Solvent
plays an important role in liquid phase heterogeneous catalysis;
however, methods for calculating the free energies of catalytic phenomena
at the solid–liquid interface are not well-established. For
example, solvent molecules alter the energies of catalytic species
and participate in catalytic reactions and can thus significantly
influence catalytic performance. In this work, we begin to establish
methods for calculating the free energies of such phenomena, specifically,
by employing an explicit solvation method using a multiscale sampling
(MSS) approach. This MSS approach combines classical molecular dynamics
with density functional theory. We use it to calculate the free energies
of solvation of catalytic species, specifically adsorbed NH*, NH2*, CO*, COH*, CH2OH*, and C3H7O3* on Pt(111) surfaces under aqueous phase and under
a mixed H2O/CH3OH solvent.
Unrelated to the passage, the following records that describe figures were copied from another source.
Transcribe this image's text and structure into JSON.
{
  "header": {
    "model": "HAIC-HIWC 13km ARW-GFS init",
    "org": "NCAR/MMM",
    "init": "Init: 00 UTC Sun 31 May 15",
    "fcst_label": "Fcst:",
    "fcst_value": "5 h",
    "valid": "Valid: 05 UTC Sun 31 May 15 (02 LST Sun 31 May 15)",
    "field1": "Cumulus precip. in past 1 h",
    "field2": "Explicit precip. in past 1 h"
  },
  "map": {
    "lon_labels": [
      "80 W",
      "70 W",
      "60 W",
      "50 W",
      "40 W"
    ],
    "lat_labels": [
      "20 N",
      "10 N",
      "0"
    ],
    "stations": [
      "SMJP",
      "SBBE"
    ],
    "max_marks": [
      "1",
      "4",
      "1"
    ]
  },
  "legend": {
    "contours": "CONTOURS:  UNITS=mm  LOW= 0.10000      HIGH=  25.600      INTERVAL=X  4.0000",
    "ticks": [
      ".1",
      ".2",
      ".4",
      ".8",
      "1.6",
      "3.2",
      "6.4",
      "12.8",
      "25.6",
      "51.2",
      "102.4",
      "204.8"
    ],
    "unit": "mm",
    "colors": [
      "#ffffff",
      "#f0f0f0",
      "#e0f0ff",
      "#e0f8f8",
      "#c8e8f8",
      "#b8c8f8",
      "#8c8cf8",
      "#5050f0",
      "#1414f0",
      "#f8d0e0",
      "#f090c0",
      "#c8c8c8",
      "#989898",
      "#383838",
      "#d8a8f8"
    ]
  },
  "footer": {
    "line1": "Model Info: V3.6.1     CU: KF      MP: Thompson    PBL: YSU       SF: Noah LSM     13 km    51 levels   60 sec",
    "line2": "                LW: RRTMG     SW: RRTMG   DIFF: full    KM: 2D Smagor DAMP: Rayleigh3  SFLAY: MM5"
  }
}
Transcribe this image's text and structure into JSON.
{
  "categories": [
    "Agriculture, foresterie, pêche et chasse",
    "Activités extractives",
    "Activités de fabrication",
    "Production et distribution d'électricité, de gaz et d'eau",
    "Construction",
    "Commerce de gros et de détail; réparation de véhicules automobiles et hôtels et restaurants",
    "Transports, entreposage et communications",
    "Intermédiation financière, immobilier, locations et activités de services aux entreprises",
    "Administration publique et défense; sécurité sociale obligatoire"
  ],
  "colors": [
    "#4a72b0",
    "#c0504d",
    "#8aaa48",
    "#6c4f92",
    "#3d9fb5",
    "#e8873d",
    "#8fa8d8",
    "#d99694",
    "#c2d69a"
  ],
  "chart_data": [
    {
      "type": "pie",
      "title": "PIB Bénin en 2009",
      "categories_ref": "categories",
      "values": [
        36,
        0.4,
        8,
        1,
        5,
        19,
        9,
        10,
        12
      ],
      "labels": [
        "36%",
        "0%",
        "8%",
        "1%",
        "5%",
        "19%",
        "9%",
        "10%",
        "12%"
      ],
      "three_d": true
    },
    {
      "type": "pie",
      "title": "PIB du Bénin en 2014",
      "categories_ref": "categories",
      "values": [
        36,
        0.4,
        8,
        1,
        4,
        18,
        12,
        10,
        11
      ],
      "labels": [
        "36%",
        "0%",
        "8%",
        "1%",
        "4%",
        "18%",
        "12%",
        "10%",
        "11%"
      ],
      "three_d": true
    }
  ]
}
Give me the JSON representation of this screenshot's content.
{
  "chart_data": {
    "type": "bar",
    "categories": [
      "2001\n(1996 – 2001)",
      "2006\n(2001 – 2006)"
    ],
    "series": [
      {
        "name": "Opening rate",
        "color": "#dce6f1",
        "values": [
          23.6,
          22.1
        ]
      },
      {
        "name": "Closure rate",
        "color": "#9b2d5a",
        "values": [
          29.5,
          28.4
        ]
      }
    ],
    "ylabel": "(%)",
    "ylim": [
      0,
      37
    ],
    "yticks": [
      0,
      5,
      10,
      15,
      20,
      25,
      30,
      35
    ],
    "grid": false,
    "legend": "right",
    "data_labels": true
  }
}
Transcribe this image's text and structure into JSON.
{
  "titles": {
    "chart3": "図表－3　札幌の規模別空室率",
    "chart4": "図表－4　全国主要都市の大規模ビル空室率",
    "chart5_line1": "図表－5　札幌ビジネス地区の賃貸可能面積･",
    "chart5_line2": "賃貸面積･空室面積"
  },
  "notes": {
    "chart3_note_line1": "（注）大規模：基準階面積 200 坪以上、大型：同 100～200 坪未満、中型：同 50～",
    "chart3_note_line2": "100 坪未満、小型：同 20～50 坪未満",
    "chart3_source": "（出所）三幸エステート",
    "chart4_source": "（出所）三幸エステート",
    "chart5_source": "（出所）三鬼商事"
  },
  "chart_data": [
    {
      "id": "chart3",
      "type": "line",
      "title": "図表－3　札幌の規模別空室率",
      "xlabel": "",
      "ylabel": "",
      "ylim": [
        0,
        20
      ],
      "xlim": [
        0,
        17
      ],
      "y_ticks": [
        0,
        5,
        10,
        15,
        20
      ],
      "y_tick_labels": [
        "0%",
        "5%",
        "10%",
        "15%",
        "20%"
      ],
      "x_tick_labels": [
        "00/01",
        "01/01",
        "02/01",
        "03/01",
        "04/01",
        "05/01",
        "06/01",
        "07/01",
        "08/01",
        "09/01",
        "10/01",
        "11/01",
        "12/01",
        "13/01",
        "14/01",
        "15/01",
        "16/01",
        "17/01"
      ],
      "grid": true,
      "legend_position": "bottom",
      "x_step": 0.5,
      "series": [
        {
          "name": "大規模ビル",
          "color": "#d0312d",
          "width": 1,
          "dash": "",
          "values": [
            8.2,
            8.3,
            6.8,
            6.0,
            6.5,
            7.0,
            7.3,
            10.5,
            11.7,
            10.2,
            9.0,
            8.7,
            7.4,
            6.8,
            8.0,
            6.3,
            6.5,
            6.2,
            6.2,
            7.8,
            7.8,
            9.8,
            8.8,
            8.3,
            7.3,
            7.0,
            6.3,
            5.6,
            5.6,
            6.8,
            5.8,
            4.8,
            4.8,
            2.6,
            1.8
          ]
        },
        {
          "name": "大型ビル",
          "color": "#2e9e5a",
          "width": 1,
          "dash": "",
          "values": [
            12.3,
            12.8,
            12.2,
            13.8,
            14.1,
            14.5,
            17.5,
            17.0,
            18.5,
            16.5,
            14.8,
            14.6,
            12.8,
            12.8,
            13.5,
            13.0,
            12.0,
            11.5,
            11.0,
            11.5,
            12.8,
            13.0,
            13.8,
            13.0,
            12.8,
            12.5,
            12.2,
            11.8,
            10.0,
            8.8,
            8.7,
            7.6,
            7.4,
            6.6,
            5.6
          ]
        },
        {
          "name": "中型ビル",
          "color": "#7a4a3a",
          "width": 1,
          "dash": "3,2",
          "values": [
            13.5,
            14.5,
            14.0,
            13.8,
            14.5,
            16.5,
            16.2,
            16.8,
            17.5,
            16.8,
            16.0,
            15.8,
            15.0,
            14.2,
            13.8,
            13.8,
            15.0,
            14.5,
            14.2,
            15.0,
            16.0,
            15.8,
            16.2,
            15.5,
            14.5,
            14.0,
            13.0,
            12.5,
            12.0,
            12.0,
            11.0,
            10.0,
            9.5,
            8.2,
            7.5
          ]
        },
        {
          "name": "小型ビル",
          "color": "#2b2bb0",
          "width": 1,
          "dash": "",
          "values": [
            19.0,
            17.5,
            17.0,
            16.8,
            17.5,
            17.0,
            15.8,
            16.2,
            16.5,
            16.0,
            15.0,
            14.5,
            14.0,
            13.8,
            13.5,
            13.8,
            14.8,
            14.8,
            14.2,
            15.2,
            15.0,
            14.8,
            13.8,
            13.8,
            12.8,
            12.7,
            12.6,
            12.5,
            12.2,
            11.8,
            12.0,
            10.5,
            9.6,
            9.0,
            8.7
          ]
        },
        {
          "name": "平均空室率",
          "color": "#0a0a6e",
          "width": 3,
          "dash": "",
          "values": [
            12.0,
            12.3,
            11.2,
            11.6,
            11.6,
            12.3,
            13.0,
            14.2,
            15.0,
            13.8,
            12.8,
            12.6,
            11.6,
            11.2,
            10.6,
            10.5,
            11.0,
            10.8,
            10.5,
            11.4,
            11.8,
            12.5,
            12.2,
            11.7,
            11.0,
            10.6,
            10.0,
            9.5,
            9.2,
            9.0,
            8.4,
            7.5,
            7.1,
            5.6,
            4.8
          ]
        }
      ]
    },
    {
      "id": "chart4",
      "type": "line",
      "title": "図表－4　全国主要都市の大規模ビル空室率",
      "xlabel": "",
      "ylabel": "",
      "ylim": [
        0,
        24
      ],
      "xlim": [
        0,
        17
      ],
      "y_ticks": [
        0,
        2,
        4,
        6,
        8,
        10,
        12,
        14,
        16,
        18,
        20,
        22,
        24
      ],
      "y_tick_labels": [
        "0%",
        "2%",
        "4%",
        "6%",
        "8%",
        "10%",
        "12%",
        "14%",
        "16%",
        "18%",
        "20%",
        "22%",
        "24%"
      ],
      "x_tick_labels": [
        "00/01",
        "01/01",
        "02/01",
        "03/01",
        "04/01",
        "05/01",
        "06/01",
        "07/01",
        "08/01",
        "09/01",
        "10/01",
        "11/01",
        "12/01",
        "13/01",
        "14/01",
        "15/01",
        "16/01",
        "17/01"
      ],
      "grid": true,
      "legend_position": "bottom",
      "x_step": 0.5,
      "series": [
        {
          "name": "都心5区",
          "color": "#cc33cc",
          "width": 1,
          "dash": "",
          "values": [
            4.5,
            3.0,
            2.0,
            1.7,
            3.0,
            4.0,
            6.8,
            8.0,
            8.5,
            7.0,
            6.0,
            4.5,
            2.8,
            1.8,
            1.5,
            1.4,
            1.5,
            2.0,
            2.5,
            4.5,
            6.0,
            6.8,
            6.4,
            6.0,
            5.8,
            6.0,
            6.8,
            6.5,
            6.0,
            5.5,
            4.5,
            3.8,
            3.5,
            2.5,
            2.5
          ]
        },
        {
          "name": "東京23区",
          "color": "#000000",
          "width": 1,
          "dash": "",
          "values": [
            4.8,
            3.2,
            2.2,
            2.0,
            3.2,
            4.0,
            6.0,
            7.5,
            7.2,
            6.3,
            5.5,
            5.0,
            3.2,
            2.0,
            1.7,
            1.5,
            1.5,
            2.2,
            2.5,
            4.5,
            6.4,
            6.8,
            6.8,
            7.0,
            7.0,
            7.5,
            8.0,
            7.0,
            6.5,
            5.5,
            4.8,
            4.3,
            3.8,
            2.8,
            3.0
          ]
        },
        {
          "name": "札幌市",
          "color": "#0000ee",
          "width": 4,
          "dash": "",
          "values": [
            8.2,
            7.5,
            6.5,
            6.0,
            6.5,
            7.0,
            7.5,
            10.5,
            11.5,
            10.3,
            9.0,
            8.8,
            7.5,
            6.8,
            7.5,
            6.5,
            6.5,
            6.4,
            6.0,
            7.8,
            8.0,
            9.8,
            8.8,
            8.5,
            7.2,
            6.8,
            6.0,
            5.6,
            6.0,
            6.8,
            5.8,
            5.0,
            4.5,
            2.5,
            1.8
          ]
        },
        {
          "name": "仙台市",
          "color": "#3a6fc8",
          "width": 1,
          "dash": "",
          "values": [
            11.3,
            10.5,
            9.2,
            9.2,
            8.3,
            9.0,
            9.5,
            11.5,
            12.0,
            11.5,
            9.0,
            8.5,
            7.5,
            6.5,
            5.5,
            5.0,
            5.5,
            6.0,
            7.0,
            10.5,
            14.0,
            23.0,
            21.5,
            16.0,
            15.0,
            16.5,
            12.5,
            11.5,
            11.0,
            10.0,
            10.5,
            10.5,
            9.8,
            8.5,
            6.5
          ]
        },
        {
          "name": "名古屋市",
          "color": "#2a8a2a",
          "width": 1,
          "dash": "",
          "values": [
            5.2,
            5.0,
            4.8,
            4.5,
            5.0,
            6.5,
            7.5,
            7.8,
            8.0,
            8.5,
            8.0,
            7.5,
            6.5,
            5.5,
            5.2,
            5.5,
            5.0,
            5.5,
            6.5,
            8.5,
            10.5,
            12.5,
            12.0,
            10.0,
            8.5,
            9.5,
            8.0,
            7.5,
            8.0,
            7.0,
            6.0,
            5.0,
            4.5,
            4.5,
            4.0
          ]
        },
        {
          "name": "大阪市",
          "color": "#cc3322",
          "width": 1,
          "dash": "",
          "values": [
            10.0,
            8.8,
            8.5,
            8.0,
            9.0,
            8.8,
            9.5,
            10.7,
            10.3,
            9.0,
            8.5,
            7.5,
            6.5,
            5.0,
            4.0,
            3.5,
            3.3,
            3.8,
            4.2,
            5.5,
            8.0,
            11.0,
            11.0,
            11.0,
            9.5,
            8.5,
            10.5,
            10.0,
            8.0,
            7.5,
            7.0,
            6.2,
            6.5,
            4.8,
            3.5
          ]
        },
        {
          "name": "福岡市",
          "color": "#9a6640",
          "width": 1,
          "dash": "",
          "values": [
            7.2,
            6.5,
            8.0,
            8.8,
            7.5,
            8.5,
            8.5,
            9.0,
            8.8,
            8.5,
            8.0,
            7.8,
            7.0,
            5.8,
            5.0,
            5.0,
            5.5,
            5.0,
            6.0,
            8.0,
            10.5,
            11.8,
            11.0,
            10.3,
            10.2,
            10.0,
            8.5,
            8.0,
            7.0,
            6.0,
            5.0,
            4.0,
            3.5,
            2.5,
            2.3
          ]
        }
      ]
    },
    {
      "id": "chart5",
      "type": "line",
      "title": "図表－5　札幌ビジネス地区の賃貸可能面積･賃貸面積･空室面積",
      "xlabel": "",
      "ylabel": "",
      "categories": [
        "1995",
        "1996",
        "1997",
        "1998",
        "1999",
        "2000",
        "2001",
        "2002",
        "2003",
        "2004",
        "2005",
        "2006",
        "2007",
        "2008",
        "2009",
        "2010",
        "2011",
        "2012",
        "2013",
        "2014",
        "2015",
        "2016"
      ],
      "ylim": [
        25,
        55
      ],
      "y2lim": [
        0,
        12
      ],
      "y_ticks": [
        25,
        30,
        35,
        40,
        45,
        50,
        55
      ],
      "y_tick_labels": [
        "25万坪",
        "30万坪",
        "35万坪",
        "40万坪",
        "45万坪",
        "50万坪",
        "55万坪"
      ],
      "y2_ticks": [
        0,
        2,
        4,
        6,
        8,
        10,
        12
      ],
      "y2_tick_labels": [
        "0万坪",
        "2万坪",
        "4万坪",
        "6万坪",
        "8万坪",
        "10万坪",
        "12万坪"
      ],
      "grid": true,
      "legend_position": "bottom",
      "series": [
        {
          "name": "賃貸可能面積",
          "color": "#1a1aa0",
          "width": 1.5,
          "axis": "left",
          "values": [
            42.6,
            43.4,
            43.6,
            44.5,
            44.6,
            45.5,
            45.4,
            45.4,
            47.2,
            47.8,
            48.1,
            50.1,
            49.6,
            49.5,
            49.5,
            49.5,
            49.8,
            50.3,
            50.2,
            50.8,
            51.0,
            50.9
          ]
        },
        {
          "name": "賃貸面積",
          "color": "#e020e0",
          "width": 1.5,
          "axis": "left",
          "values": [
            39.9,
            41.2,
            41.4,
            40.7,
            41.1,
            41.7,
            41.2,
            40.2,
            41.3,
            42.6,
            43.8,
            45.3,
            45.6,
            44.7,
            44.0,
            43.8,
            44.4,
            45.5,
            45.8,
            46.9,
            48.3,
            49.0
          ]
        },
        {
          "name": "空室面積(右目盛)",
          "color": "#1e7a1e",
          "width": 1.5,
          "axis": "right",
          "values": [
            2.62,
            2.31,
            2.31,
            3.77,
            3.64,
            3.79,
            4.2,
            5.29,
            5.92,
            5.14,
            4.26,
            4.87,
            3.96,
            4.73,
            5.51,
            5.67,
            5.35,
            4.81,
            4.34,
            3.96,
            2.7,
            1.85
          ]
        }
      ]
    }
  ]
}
We compare our calculated
values with analogous values from implicit solvation for validation
and to identify situations where implicit solvation is sufficient
versus where explicit solvent is needed to compute adsorbate free
energies. Our results indicate that explicit quantum-based methods
are needed when adsorbates form chemical bonds and/or strong hydrogen
bonds with H2O solvent. Using MSS, we further separate
the calculated free energies into energetic and entropic contributions
in order to understand how each influences the free energy. We find
that adsorbates that exhibit strong energies also exhibit strong and
negative entropies, and we attribute this relationship to hydrogen
bonding between the adsorbates and the solvent molecules, which provides
a large energetic contribution but reduces the overall mobility of
the solvent.